As I wrote at the beginning of this outbreak, Americans are hard to quarantine. We may yet end up paying a very heavy price for that — in some circumstances, a non-compliance rate of 20 percent (i.e., if every fifth person is a knucklehead) will have effects quite similar to a non-compliance rate of 95 percent. A 51 percent majority works in a city-council election, but an effective social-distancing regimen requires much more.

Those spring-break clowns down in Florida and the “coronavirus party” doofuses in Kentucky are We the People, too, and if they are not willing to spend a couple of weeks watching Netflix to save grandma’s life — or their own lives — then do you really think they’re going to take an economic bullet over the prospect of losing 3 percent of world economic output a century from now to global-warming-mitigation costs?

What we are seeing right now is what it looks like when Washington tries to steer the economy. There are times when that is necessary, and this is one of those times. But emergencies do not last forever, and emergency measures should be, by nature, temporary. The attraction of the climate-change crusade is that it creates a permanent state of emergency. The Left wants very much to convince Americans that climate change presents an emergency of the same kind requiring the same “moral equivalent of war” worldwide mobilization.

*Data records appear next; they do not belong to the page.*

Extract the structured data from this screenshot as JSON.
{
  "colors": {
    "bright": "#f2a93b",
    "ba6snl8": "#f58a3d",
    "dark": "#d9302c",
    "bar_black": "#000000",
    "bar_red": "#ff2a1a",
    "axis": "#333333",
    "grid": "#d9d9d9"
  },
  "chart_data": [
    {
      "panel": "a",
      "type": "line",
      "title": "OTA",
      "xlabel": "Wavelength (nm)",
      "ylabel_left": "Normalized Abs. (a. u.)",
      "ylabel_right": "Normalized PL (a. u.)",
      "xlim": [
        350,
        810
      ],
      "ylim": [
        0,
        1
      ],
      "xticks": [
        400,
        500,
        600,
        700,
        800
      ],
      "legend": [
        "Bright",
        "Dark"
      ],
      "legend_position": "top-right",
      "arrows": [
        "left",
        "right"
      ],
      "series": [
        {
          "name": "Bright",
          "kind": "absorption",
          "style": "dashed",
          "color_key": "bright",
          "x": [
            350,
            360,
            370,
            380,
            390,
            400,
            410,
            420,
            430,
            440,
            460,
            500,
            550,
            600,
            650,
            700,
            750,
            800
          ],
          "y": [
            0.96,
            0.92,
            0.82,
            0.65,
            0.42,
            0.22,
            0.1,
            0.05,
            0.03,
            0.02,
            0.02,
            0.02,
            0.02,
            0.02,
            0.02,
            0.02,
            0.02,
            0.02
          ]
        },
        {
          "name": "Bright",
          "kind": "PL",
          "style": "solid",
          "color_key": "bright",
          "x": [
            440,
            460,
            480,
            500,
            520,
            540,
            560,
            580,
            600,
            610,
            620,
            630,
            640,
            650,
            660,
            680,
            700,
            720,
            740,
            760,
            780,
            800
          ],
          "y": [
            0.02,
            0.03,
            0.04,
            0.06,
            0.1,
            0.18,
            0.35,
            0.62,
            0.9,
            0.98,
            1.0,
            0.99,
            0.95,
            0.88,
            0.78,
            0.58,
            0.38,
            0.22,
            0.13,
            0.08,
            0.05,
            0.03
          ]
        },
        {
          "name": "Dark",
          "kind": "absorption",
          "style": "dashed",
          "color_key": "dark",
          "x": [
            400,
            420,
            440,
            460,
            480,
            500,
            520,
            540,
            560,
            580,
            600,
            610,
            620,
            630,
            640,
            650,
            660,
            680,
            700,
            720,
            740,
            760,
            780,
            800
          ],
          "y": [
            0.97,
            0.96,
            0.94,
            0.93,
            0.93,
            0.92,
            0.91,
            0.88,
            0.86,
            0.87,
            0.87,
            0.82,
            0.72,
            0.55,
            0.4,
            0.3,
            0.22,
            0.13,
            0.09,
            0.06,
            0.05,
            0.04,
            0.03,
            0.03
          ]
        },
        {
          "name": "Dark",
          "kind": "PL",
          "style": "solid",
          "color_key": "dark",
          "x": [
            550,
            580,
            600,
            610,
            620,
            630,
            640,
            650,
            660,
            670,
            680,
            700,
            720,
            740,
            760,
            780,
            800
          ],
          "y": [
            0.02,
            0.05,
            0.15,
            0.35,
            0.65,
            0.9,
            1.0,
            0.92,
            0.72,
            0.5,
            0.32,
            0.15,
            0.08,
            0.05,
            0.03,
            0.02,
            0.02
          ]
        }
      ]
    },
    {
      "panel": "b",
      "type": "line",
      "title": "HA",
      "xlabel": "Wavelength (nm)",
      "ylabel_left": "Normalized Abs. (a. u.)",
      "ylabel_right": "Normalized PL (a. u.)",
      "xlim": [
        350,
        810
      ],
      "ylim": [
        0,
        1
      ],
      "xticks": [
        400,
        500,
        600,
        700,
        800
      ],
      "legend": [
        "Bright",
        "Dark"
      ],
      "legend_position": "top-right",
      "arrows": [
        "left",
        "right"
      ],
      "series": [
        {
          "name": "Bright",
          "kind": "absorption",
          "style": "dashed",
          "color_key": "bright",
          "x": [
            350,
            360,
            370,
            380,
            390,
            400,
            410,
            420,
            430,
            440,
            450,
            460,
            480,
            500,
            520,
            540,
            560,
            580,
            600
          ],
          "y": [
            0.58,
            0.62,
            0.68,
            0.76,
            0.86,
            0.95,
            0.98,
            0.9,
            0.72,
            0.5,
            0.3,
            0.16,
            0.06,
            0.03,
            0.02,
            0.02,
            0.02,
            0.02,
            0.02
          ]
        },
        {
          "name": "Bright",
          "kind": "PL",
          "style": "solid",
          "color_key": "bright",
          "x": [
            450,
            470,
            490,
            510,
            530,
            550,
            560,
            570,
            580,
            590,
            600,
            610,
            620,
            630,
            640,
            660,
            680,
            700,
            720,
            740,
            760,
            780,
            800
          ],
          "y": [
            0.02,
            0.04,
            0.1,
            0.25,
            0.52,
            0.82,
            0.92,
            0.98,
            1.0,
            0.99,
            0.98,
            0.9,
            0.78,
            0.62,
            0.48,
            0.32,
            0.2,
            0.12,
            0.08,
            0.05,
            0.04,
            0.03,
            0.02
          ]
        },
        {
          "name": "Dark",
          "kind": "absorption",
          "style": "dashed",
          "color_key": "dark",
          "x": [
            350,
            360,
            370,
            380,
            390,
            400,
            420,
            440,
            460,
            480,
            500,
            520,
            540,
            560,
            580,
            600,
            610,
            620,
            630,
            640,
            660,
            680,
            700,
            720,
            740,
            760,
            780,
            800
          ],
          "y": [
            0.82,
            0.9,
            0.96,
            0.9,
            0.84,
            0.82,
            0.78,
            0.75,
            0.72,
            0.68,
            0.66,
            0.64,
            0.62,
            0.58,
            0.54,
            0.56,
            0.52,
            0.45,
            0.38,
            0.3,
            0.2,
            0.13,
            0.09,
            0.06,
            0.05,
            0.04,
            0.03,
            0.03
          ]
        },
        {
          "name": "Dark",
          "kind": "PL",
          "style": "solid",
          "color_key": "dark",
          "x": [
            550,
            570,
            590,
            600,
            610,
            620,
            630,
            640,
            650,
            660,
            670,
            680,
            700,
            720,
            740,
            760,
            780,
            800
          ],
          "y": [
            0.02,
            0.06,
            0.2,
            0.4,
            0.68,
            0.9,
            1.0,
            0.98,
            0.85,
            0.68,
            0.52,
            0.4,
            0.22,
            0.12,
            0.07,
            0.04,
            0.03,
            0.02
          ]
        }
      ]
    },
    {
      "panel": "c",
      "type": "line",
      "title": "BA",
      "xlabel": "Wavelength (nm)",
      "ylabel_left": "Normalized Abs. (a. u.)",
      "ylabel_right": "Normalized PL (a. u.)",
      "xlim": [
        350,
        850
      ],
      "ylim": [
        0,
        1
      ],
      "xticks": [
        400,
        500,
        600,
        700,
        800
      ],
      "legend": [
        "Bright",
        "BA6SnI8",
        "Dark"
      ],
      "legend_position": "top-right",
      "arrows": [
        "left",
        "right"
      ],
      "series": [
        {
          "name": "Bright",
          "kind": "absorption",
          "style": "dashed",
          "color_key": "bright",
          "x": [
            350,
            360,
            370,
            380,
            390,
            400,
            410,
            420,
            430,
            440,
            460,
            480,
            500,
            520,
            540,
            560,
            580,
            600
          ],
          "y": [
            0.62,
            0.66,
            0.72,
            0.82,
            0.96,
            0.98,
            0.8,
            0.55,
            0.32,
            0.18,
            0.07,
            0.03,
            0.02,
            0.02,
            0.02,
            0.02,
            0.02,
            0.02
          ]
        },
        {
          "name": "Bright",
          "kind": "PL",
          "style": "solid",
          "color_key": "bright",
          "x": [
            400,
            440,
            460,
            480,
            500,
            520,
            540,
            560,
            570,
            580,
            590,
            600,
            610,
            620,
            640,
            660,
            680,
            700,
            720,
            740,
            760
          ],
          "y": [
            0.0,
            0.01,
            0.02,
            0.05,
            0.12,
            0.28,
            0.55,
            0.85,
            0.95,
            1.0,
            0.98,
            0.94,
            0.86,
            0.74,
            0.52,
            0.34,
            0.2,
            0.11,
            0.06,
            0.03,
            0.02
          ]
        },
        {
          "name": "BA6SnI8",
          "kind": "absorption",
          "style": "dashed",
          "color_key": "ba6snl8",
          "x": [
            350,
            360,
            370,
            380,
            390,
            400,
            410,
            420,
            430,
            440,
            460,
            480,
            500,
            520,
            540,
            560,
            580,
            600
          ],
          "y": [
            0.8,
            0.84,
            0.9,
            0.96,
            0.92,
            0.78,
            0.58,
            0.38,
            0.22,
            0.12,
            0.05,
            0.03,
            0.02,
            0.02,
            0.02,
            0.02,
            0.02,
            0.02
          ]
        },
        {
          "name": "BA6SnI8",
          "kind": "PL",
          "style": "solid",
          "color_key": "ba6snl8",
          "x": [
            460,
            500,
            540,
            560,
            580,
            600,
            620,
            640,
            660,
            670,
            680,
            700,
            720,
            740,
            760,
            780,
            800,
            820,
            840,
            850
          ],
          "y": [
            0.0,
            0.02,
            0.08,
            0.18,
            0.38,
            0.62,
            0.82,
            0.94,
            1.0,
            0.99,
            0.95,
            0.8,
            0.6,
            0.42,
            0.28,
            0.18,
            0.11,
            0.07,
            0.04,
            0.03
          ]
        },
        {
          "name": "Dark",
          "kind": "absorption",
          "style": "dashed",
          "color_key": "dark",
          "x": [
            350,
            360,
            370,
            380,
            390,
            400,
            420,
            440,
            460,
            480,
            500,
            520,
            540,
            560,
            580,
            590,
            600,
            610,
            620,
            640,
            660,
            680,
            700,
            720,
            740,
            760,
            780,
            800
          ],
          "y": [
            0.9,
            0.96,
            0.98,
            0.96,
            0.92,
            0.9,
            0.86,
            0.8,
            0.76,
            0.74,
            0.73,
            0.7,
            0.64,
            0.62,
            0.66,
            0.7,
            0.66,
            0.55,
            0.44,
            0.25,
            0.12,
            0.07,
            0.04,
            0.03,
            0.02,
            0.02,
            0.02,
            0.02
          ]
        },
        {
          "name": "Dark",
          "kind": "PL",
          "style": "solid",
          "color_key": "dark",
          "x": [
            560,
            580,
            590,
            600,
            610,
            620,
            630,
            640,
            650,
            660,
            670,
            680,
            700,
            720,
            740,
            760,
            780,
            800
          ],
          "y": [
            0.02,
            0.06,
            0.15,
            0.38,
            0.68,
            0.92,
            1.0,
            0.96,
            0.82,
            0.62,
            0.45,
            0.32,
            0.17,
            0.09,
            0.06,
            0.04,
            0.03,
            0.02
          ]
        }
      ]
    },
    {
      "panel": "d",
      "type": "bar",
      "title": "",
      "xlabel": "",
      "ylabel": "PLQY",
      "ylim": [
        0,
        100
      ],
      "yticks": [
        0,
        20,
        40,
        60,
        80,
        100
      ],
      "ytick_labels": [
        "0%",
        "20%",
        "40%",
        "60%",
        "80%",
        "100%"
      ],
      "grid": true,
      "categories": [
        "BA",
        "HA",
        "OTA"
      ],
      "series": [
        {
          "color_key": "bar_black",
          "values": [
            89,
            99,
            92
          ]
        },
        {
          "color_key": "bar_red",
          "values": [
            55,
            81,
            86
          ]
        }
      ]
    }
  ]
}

One suspects that the people who are missing their paychecks right now, and the ones who worry that they may be missing them soon, are going to need some convincing. The adverse effects of climate change are likely to be significant and may prove severe — as noted, many of our progressive friends insist that they already are. But we have a new point of comparison, and those challenges feel relatively manageable if the alternative is an extended version of the coronavirus shutdown — and no amount of marketing will change the fact that that is precisely what is being advocated.

A couple of months of this is going to be very hard to take. Nobody is signing up for a lifetime of it.